A fronteira de um conjunto é sempre um conjunto fechado
A fronteira de um conjunto é sempre um conjunto fechado. Isso acontece porque ela é definida como a interseção entre a aderência de \(A\) e a aderência do seu complementar. $$ \partial A = Cl(A) \cap Cl(X - A) $$
Num espaço topológico \(X\), a fronteira de um conjunto \(A\) surge precisamente quando consideramos o que pertence simultaneamente à aderência de \(A\) e à aderência de \(X - A\). Em outras palavras, trata-se dos pontos que não podem ser classificados como exclusivamente internos ou externos a \(A\). A definição formal é: \(\partial A = Cl(A) \cap Cl(X - A)\).
Como a interseção de dois conjuntos fechados também é um conjunto fechado, segue naturalmente que a fronteira \(\partial A\) é sempre um fechado.
Exemplo
Para visualizar melhor essa ideia, tomemos o espaço real \(\mathbb{R}\) com a topologia usual, onde os abertos são intervalos abertos.
Considere \(A = (0, 1)\), o intervalo aberto entre 0 e 1.
A aderência de \(A\), indicada por \(Cl(A)\), é o intervalo fechado \([0, 1]\). Ele inclui todos os pontos de \(A\) e os limites do intervalo, 0 e 1, que funcionam como pontos de acumulação.

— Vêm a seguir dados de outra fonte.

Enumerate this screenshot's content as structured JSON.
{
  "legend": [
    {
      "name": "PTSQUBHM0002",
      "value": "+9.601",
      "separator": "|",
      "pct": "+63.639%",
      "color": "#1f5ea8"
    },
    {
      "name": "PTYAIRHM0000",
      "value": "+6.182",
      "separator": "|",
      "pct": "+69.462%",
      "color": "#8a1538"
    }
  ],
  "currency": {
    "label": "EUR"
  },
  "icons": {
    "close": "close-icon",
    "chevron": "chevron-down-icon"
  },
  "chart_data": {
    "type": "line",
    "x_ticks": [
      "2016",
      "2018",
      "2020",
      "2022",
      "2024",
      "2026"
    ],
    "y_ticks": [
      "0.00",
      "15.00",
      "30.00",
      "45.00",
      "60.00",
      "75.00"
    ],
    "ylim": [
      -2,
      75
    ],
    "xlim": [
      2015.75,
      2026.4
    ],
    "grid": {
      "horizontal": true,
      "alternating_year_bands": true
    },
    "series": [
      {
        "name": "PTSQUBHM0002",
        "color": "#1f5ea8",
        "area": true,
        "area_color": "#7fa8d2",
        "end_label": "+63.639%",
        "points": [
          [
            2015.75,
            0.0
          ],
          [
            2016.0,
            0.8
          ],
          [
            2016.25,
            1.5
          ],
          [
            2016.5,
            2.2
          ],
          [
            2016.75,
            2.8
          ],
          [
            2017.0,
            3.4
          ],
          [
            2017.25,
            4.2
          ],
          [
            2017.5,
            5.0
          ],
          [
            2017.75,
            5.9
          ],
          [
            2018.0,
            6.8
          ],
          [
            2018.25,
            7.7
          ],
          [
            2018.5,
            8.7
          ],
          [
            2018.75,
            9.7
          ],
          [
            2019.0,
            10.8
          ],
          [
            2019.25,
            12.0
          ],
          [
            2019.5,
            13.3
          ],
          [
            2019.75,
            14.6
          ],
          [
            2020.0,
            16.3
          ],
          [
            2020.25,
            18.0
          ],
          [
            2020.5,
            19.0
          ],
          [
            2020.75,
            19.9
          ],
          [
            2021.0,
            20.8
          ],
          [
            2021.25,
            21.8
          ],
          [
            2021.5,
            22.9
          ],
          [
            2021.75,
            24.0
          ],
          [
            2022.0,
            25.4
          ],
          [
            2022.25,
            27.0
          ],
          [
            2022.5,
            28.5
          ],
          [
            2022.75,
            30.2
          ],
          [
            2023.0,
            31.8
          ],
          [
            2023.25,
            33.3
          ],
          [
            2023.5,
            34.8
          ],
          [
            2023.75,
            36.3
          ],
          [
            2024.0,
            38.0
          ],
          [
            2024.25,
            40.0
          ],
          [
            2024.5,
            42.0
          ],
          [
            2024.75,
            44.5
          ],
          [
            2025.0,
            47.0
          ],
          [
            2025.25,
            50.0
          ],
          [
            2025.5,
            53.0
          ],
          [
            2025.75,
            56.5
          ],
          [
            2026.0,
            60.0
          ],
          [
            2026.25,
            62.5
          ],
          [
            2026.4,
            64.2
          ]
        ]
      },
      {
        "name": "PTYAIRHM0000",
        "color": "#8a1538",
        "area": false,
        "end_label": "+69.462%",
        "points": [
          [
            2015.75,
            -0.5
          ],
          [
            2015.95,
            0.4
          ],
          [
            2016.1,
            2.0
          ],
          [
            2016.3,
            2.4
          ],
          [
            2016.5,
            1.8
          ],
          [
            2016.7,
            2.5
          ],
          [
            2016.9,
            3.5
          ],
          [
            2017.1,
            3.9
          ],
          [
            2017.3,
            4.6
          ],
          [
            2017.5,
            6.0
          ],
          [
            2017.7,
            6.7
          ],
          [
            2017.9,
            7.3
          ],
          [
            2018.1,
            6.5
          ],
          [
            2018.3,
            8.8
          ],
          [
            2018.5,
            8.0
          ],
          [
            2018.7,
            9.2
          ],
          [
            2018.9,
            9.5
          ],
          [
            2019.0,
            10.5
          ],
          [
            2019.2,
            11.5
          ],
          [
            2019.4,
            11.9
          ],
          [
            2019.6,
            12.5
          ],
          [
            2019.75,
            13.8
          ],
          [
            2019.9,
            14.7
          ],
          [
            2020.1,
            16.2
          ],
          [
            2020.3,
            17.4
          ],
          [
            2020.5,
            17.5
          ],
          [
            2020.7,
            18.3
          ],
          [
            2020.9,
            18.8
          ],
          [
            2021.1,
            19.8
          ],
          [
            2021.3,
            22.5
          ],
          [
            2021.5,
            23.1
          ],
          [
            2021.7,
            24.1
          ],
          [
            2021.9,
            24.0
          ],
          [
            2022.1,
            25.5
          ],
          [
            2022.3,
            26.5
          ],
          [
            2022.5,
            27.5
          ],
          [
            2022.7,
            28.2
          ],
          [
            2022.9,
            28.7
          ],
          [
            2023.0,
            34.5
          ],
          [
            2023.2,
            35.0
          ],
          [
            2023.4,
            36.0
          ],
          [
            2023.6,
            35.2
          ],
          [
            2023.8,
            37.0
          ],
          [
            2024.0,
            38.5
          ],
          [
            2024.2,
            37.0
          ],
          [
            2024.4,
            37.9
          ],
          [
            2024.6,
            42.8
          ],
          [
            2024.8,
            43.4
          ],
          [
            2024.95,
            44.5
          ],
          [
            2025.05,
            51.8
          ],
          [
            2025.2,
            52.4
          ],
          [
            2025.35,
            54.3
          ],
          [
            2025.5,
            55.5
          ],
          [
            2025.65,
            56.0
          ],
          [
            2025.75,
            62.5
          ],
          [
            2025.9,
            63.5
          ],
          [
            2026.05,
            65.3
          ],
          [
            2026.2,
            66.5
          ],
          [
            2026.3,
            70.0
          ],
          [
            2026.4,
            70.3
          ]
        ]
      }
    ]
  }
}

O complementar de \(A\) em \(\mathbb{R}\) é:
$$ \mathbb{R} - A = (-\infty, 0] \cup [1, \infty) $$
Esse conjunto já é fechado, portanto sua aderência coincide com ele próprio:
$$ Cl(\mathbb{R} - A) = (-\infty, 0] \cup [1, \infty) $$
A fronteira de \(A\) é o que sobra ao cruzarmos essas duas aderências:
$$ \partial A = Cl(A) \cap Cl(\mathbb{R} - A) $$
$$ \partial A = [0, 1] \cap ((-\infty, 0] \cup [1, \infty)) = \{0, 1\} $$
Assim, a fronteira de \(A\) é formada exatamente pelos pontos 0 e 1. Esses pontos marcam a transição entre pertencer ao intervalo e estar fora dele, e constituem um conjunto fechado em \(\mathbb{R}\).
Demonstração
A razão por trás desse resultado está em conceitos básicos da topologia.
Em qualquer espaço topológico \(X\), a aderência de um conjunto \(A\) é sempre um conjunto fechado. Ela representa o menor fechado que contém \(A\), reunindo todos os seus pontos e todos os seus limites.
O complementar \(X - A\), por sua vez, é aberto se \(A\) for fechado, e o oposto também vale.
Dado isso, a fronteira de \(A\) é definida por:
$$ \partial A = Cl(A) \cap Cl(X - A) $$
Uma propriedade fundamental da topologia afirma que a interseção finita de conjuntos fechados é sempre um fechado. Isso resolve o problema de forma direta:
- \(Cl(A)\) é fechado.
- \(Cl(X - A)\) também é fechado.
- A interseção dos dois, \(Cl(A) \cap Cl(X - A)\), é portanto um conjunto fechado.
Daí concluímos que, independentemente do conjunto \(A\) considerado, a sua fronteira é sempre um fechado. Trata-se de um resultado simples, elegante e extremamente útil para compreender como os conjuntos se comportam num espaço topológico.
A partir daqui, é possível avançar para outras propriedades das fronteiras e explorar como elas se relacionam com interior, exterior e aderência.